I made a playlist for Shape, which is coming out in just five days!
All these songs have something to do with geometry or with the book. A few notes:
- “Shape,” BaLonely — a great band from Spokane, a guy who plays guitar and sings and his mom who plays bass.
- “Pythagorean Theorem,” The Invisible Cities. A terrific kinda-dormant-now band from San Francisco. The bass player dated somebody I knew a long time ago and one time I ran into the band at the Ferry Terminal Market and they invited me to a party at their apartment where there was a giant whole roasted pig on the table that everybody ate out of with a fork, and I talked to the bass player about how much we both admired the bassline on “Radio Free Europe.”
- “The True Wheel,” Brian Eno. Sometimes I feel this to be the greatest rock song ever made. The lyric “looking for a certain ratio” appears in Shape as a section title and Eno shows up a few other times too. “Let’s get it understood” might be a kind of motto for math itself. The topologist Benson Farb introduced me to this song.
- “You Make Me Feel (Mighty Real)” Sylvester. Because James Joseph Sylvester appears several times in the book.
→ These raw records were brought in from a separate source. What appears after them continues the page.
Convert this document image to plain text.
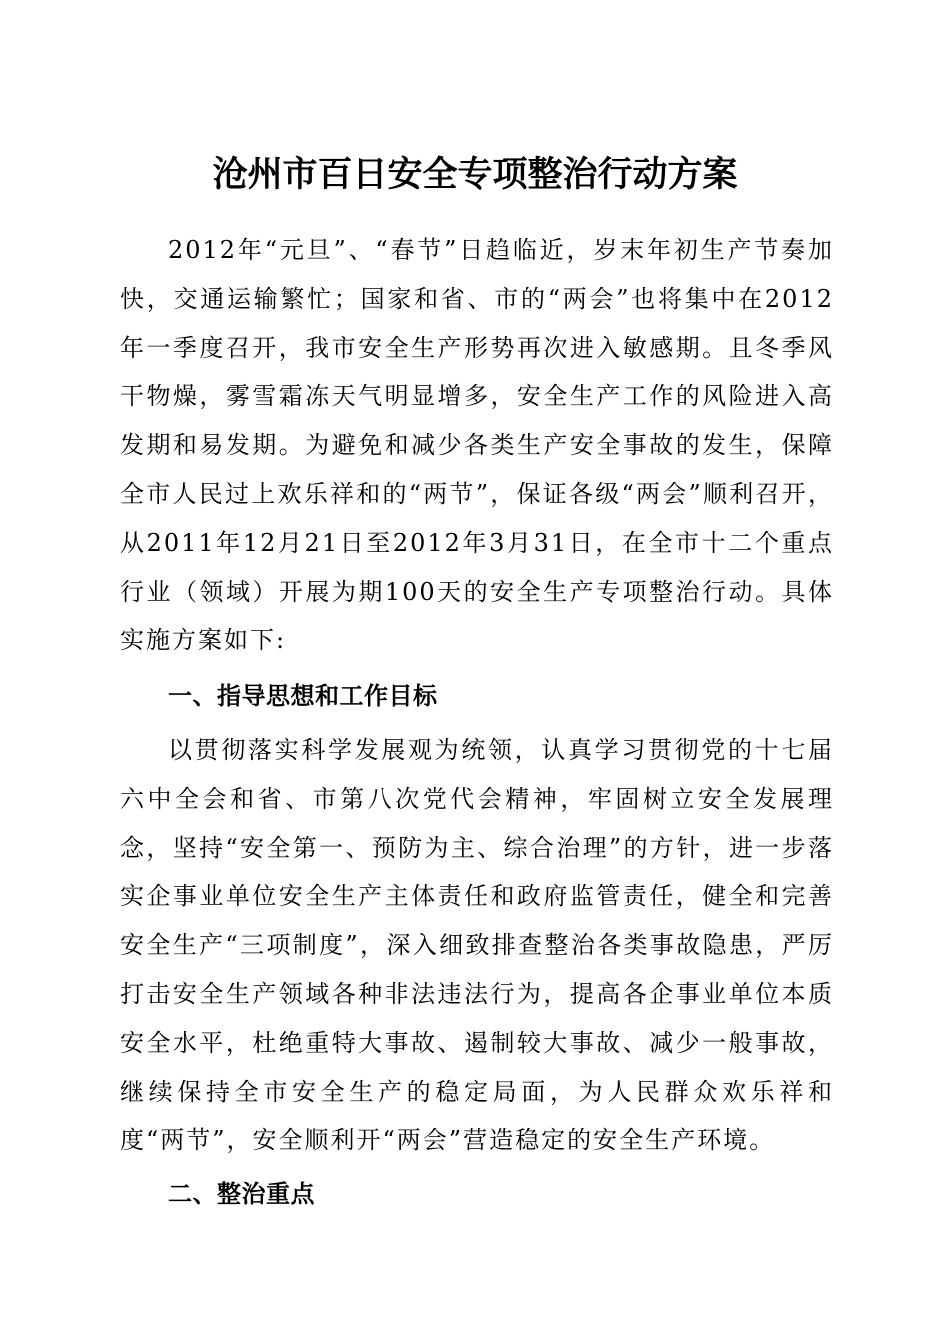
沧州市百日安全专项整治行动方案

2012年“元旦”、“春节”日趋临近，岁末年初生产节奏加快，交通运输繁忙；国家和省、市的“两会”也将集中在2012年一季度召开，我市安全生产形势再次进入敏感期。且冬季风干物燥，雾雪霜冻天气明显增多，安全生产工作的风险进入高发期和易发期。为避免和减少各类生产安全事故的发生，保障全市人民过上欢乐祥和的“两节”，保证各级“两会”顺利召开，从2011年12月21日至2012年3月31日，在全市十二个重点行业（领域）开展为期100天的安全生产专项整治行动。具体实施方案如下:

一、指导思想和工作目标

以贯彻落实科学发展观为统领，认真学习贯彻党的十七届六中全会和省、市第八次党代会精神，牢固树立安全发展理念，坚持“安全第一、预防为主、综合治理”的方针，进一步落实企事业单位安全生产主体责任和政府监管责任，健全和完善安全生产“三项制度”，深入细致排查整治各类事故隐患，严厉打击安全生产领域各种非法违法行为，提高各企事业单位本质安全水平，杜绝重特大事故、遏制较大事故、减少一般事故，继续保持全市安全生产的稳定局面，为人民群众欢乐祥和度“两节”，安全顺利开“两会”营造稳定的安全生产环境。

二、整治重点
Also this song can be read as a commentary on the Platonist view of geometric entities. (Is it for or against?)
- “Feed The Tree,” Belly. There’s a whole chapter about trees, and a tree on the cover. “I know all this and more.”
- “The Distance,” Cake. I don’t even like Cake that much but their ridiculous shtick worked perfectly this one time. The idea that you have to pay attention to what you mean by “distance” is central to Shape.
- “Circles,” Post Malone. Once you know what distance is you know what a circle is.
- “The Globe,” Big Audio Dynamite II. And you also know what a sphere is, and what a ball is. (“gonna have a ball tonight / down at the Globe.” “Axis spins so round and round we go” might have something to do with the quaternions.
- “Headache,” Frank Black. A lot of this song is somehow about the book. Starts out “This wrinkle in time, I can’t give it no credit / I thought about my space and it really got me down,” goes on to “I was counting the trees” as if he’s about to invoke Kirchhoff’s theorem.
- “Spiraling Shape,” They Might Be Giants. Unsurprisingly a band that has a lot of geometry songs (like the one about Triangle Man) but this is the one that’s specifically about a shape.
- “Diagonals,” Stereolab. From an album called Dots and Loops.
- “Circle,” Miles Davis. Starting a run of shapes in the plane.
- “Triangles & Rhombuses,” Boards of Canada. More shapes in the plane.
- “Meet Me In St. Louis,” Judy Garland. Written for the St. Louis Exposition of 1904, where a lot of action in the book takes place, and where Ronald Ross, Ludwig Boltzmann, and Henri Poincare all speak (but don’t all meet.)
- “Perfect Circle,” R.E.M. More shapes in the plane. “A perfect circle of acquaintances and friends” seems to refer to the social networks I talk about in chapter 13.
- “Shape of Somethings,” Moving Targets. A little punk rock right before the end of a playlist cleanses the palate.
- “Once In a Lifetime,” Talking Heads. Co-written by Eno. Quoted in the book as a depiction of gradient descent. I listened to Stop Making Sense pretty much non-stop during the training program for Math Olympiad in 1987 and it still feels joyously like math to me. Maybe only me.